My third entry on this site was about Gavin Menzies presenting his case to the Royal Geographical Society for China discovering the Americas before Columbus or other Europeans.
Last night I checked out a DVD from our library that chronicles Menzies’ theory. The documentary, 1421 – the year China discovered America? is split into two hours. The first develops Gavin’s version of the voyages of Zheng He, a eunuch admiral from the Ming Dynasty. Oddly enough – many of the emperor’s officials were eunuchs, and we had to look the word up because, you know – we thought it meant castrated bed chamber attendant. Well, it does in Greece. In China however, eunuchs were pretty much bureaucracy, but castrated.
Anyway, Zheng He sailed around most of the Indian Ocean with the massive Ming fleet. These voyages have been confirmed by stone carvings around the various location. Menzies argues that Zheng He, or one of his admirals, or even one of his deputies sailed past the Cape of Good Hope, up the western coast of Africa, and ultimately across the Atlantic to the Caribbean and on to Florida and maybe even as far as Rhode Island. It was all very interesting and exciting.

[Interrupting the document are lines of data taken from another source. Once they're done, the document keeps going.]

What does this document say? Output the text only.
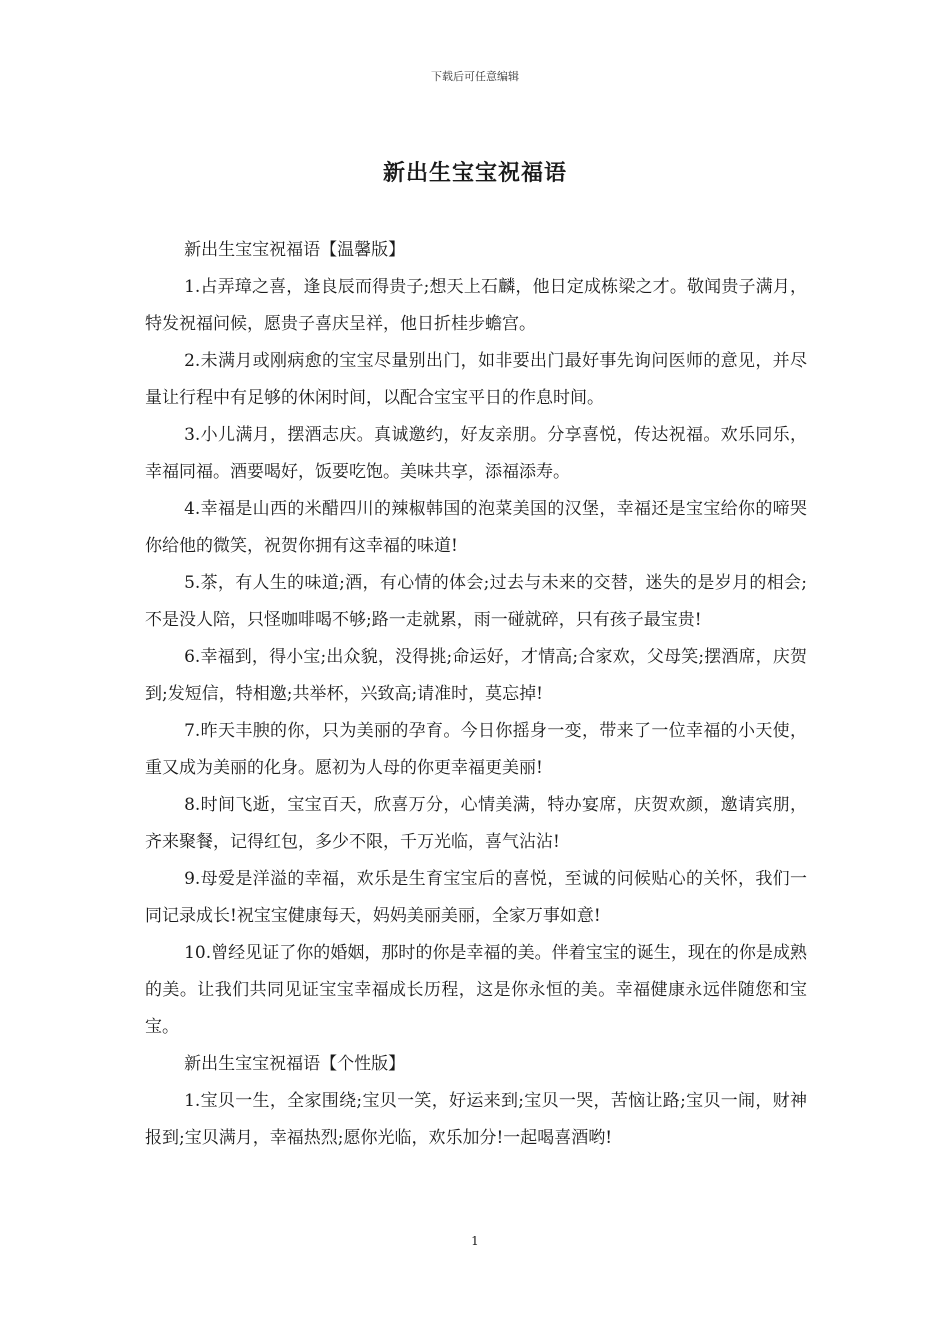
下载后可任意编辑
新出生宝宝祝福语

新出生宝宝祝福语【温馨版】

1.占弄璋之喜，逢良辰而得贵子;想天上石麟，他日定成栋梁之才。敬闻贵子满月，特发祝福问候，愿贵子喜庆呈祥，他日折桂步蟾宫。

2.未满月或刚病愈的宝宝尽量别出门，如非要出门最好事先询问医师的意见，并尽量让行程中有足够的休闲时间，以配合宝宝平日的作息时间。

3.小儿满月，摆酒志庆。真诚邀约，好友亲朋。分享喜悦，传达祝福。欢乐同乐，幸福同福。酒要喝好，饭要吃饱。美味共享，添福添寿。

4.幸福是山西的米醋四川的辣椒韩国的泡菜美国的汉堡，幸福还是宝宝给你的啼哭你给他的微笑，祝贺你拥有这幸福的味道!

5.茶，有人生的味道;酒，有心情的体会;过去与未来的交替，迷失的是岁月的相会;不是没人陪，只怪咖啡喝不够;路一走就累，雨一碰就碎，只有孩子最宝贵!

6.幸福到，得小宝;出众貌，没得挑;命运好，才情高;合家欢，父母笑;摆酒席，庆贺到;发短信，特相邀;共举杯，兴致高;请准时，莫忘掉!

7.昨天丰腴的你，只为美丽的孕育。今日你摇身一变，带来了一位幸福的小天使，重又成为美丽的化身。愿初为人母的你更幸福更美丽!

8.时间飞逝，宝宝百天，欣喜万分，心情美满，特办宴席，庆贺欢颜，邀请宾朋，齐来聚餐，记得红包，多少不限，千万光临，喜气沾沾!

9.母爱是洋溢的幸福，欢乐是生育宝宝后的喜悦，至诚的问候贴心的关怀，我们一同记录成长!祝宝宝健康每天，妈妈美丽美丽，全家万事如意!

10.曾经见证了你的婚姻，那时的你是幸福的美。伴着宝宝的诞生，现在的你是成熟的美。让我们共同见证宝宝幸福成长历程，这是你永恒的美。幸福健康永远伴随您和宝宝。

新出生宝宝祝福语【个性版】

1.宝贝一生，全家围绕;宝贝一笑，好运来到;宝贝一哭，苦恼让路;宝贝一闹，财神报到;宝贝满月，幸福热烈;愿你光临，欢乐加分!一起喝喜酒哟!

1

The second hour of the documentary was directed by some one else, and pretty much spends its time deconstructing all of Menzies’ arguments, asking experts in their respective fields about the evidence that Menzies has offered. It was somewhat disappointing because it really takes a lot of the wind out of theory. But it also points out the lack of concrete evidence for the theory.
All in all, Menzies has a great theory with some rather large holes. Its certainly a charming one, and the documentary is quite entertaining and informative. The thrust of his argument is that the great explorers that are credited with the discovery of the Americas already had maps of the new world and someone had to already have been there for these maps to exist. Menzies thinks it was the Chinese.